Let $E$ be a normed vector space and $f_n,f:E\to\mathbb C\setminus\{0\}$ be uniformly continuous with $$\min\left(\inf_{x\in\overline B_r(0)}|f_n(x)|,\inf_{x\in\overline B_r(0)}|f(x)|\right)>0\;\;\;\text{for all }r>0\tag1$$ for $n\in\mathbb N$ and $$\sup_{x\in\overline B_r(0)}|(f_n-f)(x)|\xrightarrow{n\to\infty}0\;\;\;\text{for all }r>0.\tag2$$
Given $s,t\in[0,1]$, are we able to show $$\sup_{x\in\overline B_r(0)}\left|\frac{f_n(tx)}{f_n(sx)}-\frac{f(tx)}{f(sx)}\right|\xrightarrow{n\to\infty}0\tag3$$ for all $r>0$?

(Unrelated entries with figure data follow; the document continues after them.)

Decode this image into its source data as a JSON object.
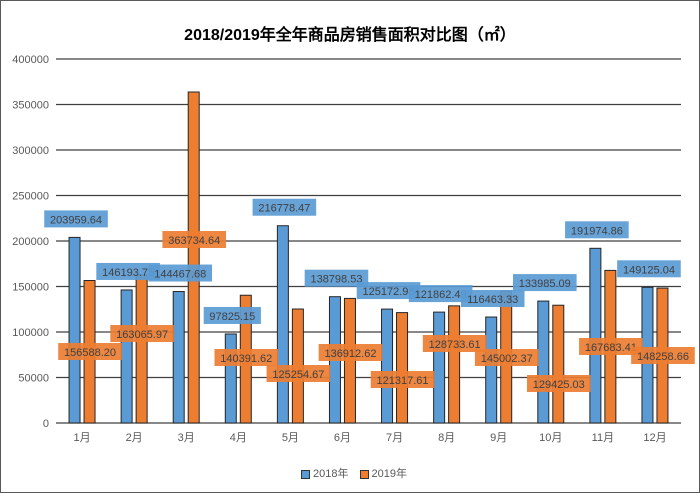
{
  "chart_data": {
    "type": "bar",
    "title": "2018/2019年全年商品房销售面积对比图（㎡）",
    "categories": [
      "1月",
      "2月",
      "3月",
      "4月",
      "5月",
      "6月",
      "7月",
      "8月",
      "9月",
      "10月",
      "11月",
      "12月"
    ],
    "series": [
      {
        "name": "2018年",
        "color": "#5b9bd5",
        "values": [
          203959.64,
          146193.75,
          144467.68,
          97825.15,
          216778.47,
          138798.53,
          125172.98,
          121862.49,
          116463.33,
          133985.09,
          191974.86,
          149125.04
        ]
      },
      {
        "name": "2019年",
        "color": "#ed7d31",
        "values": [
          156588.2,
          163065.97,
          363734.64,
          140391.62,
          125254.67,
          136912.62,
          121317.61,
          128733.61,
          145002.37,
          129425.03,
          167683.41,
          148258.66
        ]
      }
    ],
    "yticks": [
      0,
      50000,
      100000,
      150000,
      200000,
      250000,
      300000,
      350000,
      400000
    ],
    "ylim": [
      0,
      400000
    ],
    "grid": true,
    "legend_position": "bottom"
  }
}
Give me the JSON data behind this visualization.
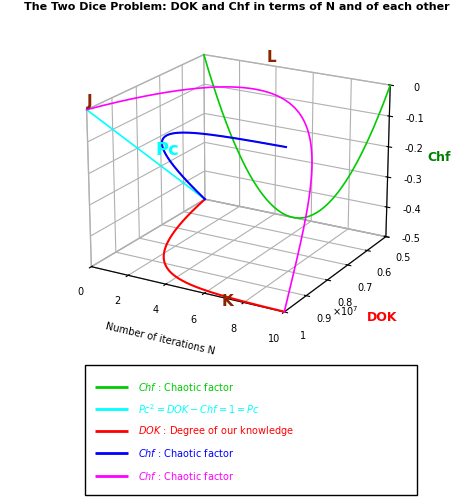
{
  "title": "The Two Dice Problem: DOK and Chf in terms of N and of each other",
  "xlabel": "Number of iterations N",
  "ylabel": "DOK",
  "zlabel": "Chf",
  "N_max": 100000000.0,
  "DOK_min": 0.5,
  "DOK_max": 1.0,
  "Chf_min": -0.5,
  "Chf_max": 0.0,
  "x_ticks": [
    0,
    20000000.0,
    40000000.0,
    60000000.0,
    80000000.0,
    100000000.0
  ],
  "x_ticklabels": [
    "0",
    "2",
    "4",
    "6",
    "8",
    "10"
  ],
  "y_ticks": [
    0.5,
    0.6,
    0.7,
    0.8,
    0.9,
    1.0
  ],
  "y_ticklabels": [
    "0.5",
    "0.6",
    "0.7",
    "0.8",
    "0.9",
    "1"
  ],
  "z_ticks": [
    -0.5,
    -0.4,
    -0.3,
    -0.2,
    -0.1,
    0.0
  ],
  "z_ticklabels": [
    "-0.5",
    "-0.4",
    "-0.3",
    "-0.2",
    "-0.1",
    "0"
  ],
  "elev": 20,
  "azim": -60,
  "point_J": {
    "label": "J",
    "N": 0,
    "DOK": 1.0,
    "Chf": 0.0,
    "color": "#8B2500"
  },
  "point_K": {
    "label": "K",
    "N": 70000000.0,
    "DOK": 1.0,
    "Chf": -0.5,
    "color": "#8B2500"
  },
  "point_L": {
    "label": "L",
    "N": 35000000.0,
    "DOK": 0.5,
    "Chf": 0.0,
    "color": "#8B2500"
  },
  "Pc_label": {
    "text": "Pc",
    "color": "cyan"
  },
  "curve_green_color": "#00CC00",
  "curve_cyan_color": "cyan",
  "curve_red_color": "red",
  "curve_blue_color": "blue",
  "curve_magenta_color": "magenta",
  "curve_orange_color": "#CC7722",
  "legend_colors": [
    "#00CC00",
    "cyan",
    "red",
    "blue",
    "magenta"
  ],
  "legend_texts": [
    "Chf : Chaotic factor",
    "Pc² = DOK – Chf = 1 = Pc",
    "DOK : Degree of our knowledge",
    "Chf : Chaotic factor",
    "Chf : Chaotic factor"
  ],
  "legend_text_colors": [
    "#00CC00",
    "cyan",
    "red",
    "blue",
    "magenta"
  ],
  "scale_label": "×10⁷",
  "ylabel_color": "red",
  "zlabel_color": "green"
}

Intuitively, $(3)$ should be true and actually I think that $(1)$ is not important for that. But how can we prove it rigorously?

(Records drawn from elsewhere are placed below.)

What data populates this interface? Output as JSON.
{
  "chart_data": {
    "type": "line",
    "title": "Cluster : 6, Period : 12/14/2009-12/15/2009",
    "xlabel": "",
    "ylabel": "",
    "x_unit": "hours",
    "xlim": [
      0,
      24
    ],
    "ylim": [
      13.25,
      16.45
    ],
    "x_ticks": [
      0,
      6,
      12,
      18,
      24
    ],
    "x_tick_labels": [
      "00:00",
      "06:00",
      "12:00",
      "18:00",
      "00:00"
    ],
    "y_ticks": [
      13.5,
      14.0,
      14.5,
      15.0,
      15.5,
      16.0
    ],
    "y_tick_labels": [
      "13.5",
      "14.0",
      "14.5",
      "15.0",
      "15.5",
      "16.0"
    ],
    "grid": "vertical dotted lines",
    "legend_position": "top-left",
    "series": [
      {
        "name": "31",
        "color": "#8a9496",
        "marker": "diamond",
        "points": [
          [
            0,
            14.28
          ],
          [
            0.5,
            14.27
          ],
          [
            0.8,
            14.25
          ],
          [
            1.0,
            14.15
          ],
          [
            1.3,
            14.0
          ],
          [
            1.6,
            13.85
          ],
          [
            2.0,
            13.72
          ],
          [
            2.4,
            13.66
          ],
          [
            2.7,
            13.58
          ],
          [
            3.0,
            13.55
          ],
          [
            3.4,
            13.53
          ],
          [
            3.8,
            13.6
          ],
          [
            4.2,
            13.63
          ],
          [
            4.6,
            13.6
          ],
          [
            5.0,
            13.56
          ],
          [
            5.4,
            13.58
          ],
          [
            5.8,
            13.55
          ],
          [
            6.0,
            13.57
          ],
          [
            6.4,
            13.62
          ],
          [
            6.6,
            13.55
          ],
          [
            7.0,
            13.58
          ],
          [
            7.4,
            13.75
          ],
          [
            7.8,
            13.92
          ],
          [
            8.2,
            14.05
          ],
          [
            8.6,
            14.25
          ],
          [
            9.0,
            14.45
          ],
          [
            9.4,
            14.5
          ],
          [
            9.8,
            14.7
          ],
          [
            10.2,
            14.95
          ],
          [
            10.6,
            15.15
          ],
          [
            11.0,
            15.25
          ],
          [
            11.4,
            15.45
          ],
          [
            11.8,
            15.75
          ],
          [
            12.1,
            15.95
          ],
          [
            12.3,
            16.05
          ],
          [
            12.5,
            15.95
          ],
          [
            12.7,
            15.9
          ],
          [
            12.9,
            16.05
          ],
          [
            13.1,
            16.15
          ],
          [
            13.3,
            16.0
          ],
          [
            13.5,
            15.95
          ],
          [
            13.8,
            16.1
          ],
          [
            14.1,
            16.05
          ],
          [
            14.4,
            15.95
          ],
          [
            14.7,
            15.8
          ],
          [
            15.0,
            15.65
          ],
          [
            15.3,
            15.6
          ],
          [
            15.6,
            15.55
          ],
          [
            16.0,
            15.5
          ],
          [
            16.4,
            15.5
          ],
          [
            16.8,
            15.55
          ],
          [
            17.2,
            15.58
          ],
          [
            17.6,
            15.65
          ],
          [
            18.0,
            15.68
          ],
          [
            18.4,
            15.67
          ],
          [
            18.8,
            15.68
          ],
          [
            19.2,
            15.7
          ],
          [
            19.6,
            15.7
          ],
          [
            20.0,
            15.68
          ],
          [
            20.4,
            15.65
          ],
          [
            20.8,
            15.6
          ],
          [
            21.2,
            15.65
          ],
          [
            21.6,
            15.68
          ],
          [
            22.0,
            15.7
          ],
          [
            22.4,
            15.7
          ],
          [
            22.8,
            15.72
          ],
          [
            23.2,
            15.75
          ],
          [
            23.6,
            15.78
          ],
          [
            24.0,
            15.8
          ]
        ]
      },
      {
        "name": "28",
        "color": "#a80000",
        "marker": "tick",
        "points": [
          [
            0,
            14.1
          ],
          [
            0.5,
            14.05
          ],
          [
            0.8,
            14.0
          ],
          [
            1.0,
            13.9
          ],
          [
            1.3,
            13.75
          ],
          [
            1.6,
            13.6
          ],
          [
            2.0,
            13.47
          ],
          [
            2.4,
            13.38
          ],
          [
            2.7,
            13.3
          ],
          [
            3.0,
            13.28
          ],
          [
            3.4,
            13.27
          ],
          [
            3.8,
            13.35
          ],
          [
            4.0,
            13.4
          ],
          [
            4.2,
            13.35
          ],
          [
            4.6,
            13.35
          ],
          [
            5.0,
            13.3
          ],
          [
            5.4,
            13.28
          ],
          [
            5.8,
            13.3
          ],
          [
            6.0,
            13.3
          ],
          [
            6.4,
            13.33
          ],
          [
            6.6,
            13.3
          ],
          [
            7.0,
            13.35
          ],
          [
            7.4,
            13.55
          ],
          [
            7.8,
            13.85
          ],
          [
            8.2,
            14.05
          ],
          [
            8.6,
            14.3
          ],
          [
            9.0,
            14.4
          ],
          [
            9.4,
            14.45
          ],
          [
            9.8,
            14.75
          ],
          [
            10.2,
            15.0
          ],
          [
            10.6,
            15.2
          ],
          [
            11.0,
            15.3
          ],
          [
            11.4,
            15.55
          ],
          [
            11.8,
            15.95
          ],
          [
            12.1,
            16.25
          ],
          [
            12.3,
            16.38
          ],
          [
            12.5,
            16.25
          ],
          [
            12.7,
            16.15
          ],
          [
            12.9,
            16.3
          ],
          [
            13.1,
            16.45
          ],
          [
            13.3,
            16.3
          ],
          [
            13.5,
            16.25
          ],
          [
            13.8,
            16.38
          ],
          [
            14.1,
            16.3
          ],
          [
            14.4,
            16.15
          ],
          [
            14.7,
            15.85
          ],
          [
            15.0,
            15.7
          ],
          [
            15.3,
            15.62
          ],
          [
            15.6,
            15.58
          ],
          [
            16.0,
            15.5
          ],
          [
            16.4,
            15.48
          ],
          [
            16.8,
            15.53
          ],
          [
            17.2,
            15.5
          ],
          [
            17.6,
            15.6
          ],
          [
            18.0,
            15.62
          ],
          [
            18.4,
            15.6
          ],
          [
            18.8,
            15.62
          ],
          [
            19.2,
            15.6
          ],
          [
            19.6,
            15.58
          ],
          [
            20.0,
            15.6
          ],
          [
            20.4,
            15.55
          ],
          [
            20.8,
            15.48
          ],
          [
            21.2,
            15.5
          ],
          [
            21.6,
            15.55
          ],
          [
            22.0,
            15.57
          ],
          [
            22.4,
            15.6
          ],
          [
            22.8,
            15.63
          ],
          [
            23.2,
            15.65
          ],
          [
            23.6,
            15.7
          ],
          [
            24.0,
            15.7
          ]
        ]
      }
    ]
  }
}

I think that (2) is enough, together with the fact that $f_n(x), f(x)\neq 0$ for every $x$. Specifically, let us fix $r>0$. By (2), the sequence is uniformly bounded on $\overline{B}_r$, hence there exists $M_r > 0$ such that $$ |f(x)|, |f_n(x)| \leq M_r \qquad \forall x\in \overline{B}_r,\ \forall n\in\mathbb{N}. $$ Moreover, since $|f(x)|\neq 0$ for every $x$, again by (2) there exists $m_r > 0$ and $N\in \mathbb{N}$ such that $$ m_r \leq |f(x)|, |f_n(x)| \qquad\forall x\in \overline{B}_r, \ \forall n\geq N. $$ Hence, for $n\geq N$, $t,s\in [0,1]$, $x\in \overline{B}_r$, $$ \begin{split} \left|\frac{f_n(tx)}{f_n(sx)} - \frac{f(tx)}{f(sx)}\right| &\leq \frac{1}{m_r^2} \left|f_n(tx) f(sx) - f(tx) f(sx) + f(tx) f(sx) - f_n(sx) f(tx)\right| \\ & \leq \frac{M_r}{m_r^2} \left( |f_n(tx) - f(tx)| + |f_n(sx) - f(sx)| \right)\,, \end{split} $$ and the claim follows again from (2).